Recorded in just two days at The Bunker in Brooklyn with Cline and Eli Crews co-producing, Share The Wealth is by far Cline’s most fiercely experimental, cutting-edge Blue Note outing to date. “What little material I brought into the session we just learned and recorded it on the spot,” he explained. “There was no ramp up to this session for anyone to become familiar with the material. I didn’t even send music out ahead of time. We just played it down in the studio.”

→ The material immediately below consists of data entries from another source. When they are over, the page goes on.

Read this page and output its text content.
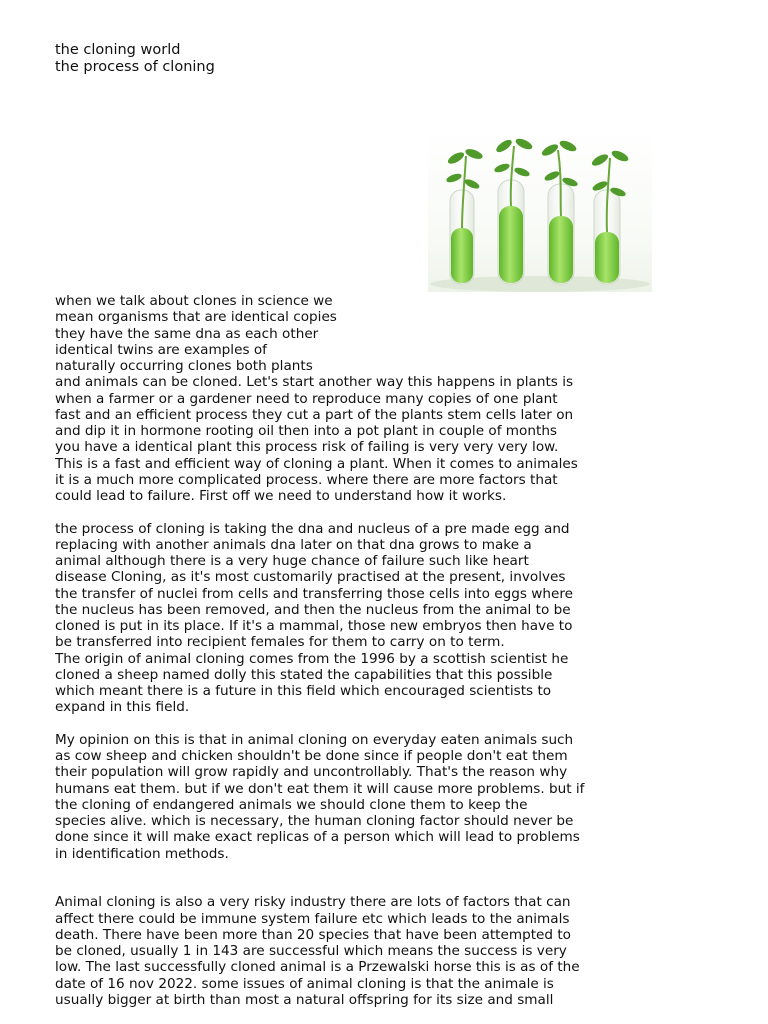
the cloning world
the process of cloning
when we talk about clones in science we
mean organisms that are identical copies
they have the same dna as each other
identical twins are examples of
naturally occurring clones both plants
and animals can be cloned. Let's start another way this happens in plants is
when a farmer or a gardener need to reproduce many copies of one plant
fast and an efficient process they cut a part of the plants stem cells later on
and dip it in hormone rooting oil then into a pot plant in couple of months
you have a identical plant this process risk of failing is very very very low.
This is a fast and efficient way of cloning a plant. When it comes to animales
it is a much more complicated process. where there are more factors that
could lead to failure. First off we need to understand how it works.
the process of cloning is taking the dna and nucleus of a pre made egg and
replacing with another animals dna later on that dna grows to make a
animal although there is a very huge chance of failure such like heart
disease Cloning, as it's most customarily practised at the present, involves
the transfer of nuclei from cells and transferring those cells into eggs where
the nucleus has been removed, and then the nucleus from the animal to be
cloned is put in its place. If it's a mammal, those new embryos then have to
be transferred into recipient females for them to carry on to term.
The origin of animal cloning comes from the 1996 by a scottish scientist he
cloned a sheep named dolly this stated the capabilities that this possible
which meant there is a future in this field which encouraged scientists to
expand in this field.
My opinion on this is that in animal cloning on everyday eaten animals such
as cow sheep and chicken shouldn't be done since if people don't eat them
their population will grow rapidly and uncontrollably. That's the reason why
humans eat them. but if we don't eat them it will cause more problems. but if
the cloning of endangered animals we should clone them to keep the
species alive. which is necessary, the human cloning factor should never be
done since it will make exact replicas of a person which will lead to problems
in identification methods.
Animal cloning is also a very risky industry there are lots of factors that can
affect there could be immune system failure etc which leads to the animals
death. There have been more than 20 species that have been attempted to
be cloned, usually 1 in 143 are successful which means the success is very
low. The last successfully cloned animal is a Przewalski horse this is as of the
date of 16 nov 2022. some issues of animal cloning is that the animale is
usually bigger at birth than most a natural offspring for its size and small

Share The Wealth also marks the first time that Los Angeles native Cline and Seattle native Skerik have ever recorded together. “We’ve known each other for almost 20 years but we had never played together until last year,” said Cline. “I was aware of these kind of wacky projects he had like his trio Crack Sabbath that played all Black Sabbath or Syncopated Taint Septet, which was a killer band with a lot of Afrobeat influence, or The Dead Kenny G’s with drummer Mike Dillon. So I’d hear him in all these different bands and you could hear a lot of R&B and lot of Mingus influences in his music. But when I improvised with him at a gig last year in New York City, I heard this other side of him that I hadn’t really paid attention to, which is this kind of Gato Barbieri- Pharoah Sanders thing that he can do. When he hits that stuff, it works my nerves in the best possible way. Just being able to hit that really direct, really strong melodic thing is very rewarding for my ears.”

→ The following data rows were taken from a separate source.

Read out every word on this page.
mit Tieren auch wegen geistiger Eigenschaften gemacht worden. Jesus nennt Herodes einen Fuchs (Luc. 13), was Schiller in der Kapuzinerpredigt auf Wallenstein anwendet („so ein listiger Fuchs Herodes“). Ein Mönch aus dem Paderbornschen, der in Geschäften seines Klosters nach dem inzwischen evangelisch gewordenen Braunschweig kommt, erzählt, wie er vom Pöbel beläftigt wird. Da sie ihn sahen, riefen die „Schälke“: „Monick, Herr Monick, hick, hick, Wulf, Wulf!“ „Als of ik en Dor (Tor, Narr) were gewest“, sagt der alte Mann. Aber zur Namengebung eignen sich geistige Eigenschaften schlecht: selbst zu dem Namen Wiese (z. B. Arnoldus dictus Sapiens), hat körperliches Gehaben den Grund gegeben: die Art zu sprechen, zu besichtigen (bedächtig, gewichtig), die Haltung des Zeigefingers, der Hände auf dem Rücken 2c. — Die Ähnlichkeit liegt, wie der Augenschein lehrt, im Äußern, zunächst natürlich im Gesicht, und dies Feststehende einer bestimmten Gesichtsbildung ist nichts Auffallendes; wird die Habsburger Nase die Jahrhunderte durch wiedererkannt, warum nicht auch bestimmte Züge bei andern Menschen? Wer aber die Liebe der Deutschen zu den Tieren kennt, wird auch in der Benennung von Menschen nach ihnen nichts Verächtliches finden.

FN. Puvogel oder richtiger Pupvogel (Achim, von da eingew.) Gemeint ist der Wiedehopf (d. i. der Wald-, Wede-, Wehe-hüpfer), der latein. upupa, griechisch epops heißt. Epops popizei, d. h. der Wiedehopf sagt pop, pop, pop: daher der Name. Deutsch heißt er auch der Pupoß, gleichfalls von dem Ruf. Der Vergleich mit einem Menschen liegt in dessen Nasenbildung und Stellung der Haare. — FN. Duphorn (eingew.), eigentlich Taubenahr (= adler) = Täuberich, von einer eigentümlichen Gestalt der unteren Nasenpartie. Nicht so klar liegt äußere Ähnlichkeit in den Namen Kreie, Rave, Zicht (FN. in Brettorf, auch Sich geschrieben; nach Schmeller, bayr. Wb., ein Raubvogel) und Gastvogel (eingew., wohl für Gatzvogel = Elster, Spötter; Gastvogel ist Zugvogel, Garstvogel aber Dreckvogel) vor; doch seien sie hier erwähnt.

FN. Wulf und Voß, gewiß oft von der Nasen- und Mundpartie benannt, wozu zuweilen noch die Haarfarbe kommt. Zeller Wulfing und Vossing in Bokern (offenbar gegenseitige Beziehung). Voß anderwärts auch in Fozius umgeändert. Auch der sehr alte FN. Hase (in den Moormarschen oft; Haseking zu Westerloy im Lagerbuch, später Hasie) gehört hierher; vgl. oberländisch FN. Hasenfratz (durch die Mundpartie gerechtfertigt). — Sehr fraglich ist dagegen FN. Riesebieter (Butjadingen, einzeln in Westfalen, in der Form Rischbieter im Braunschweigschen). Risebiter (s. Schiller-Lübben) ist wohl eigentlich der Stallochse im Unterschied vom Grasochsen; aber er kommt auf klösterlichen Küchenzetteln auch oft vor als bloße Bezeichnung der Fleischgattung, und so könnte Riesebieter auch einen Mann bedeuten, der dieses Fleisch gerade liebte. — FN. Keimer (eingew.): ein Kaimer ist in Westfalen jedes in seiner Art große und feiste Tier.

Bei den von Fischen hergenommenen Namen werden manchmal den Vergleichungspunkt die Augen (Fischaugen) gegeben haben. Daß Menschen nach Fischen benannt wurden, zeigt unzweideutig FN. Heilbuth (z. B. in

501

Regarding the album title, Share The Wealth, Cline said, “I’m no politician but I am very concerned about the concentration of more and more wealth among fewer and fewer people. The percentage gets smaller and smaller and this is bad for society. And I also think that everybody, unless they're sort of subhuman, wants a fair shake for everybody. I think everybody wants to have security for themselves and their families. And I think that a real society should provide that. What can I say? I guess I'm a socialist.”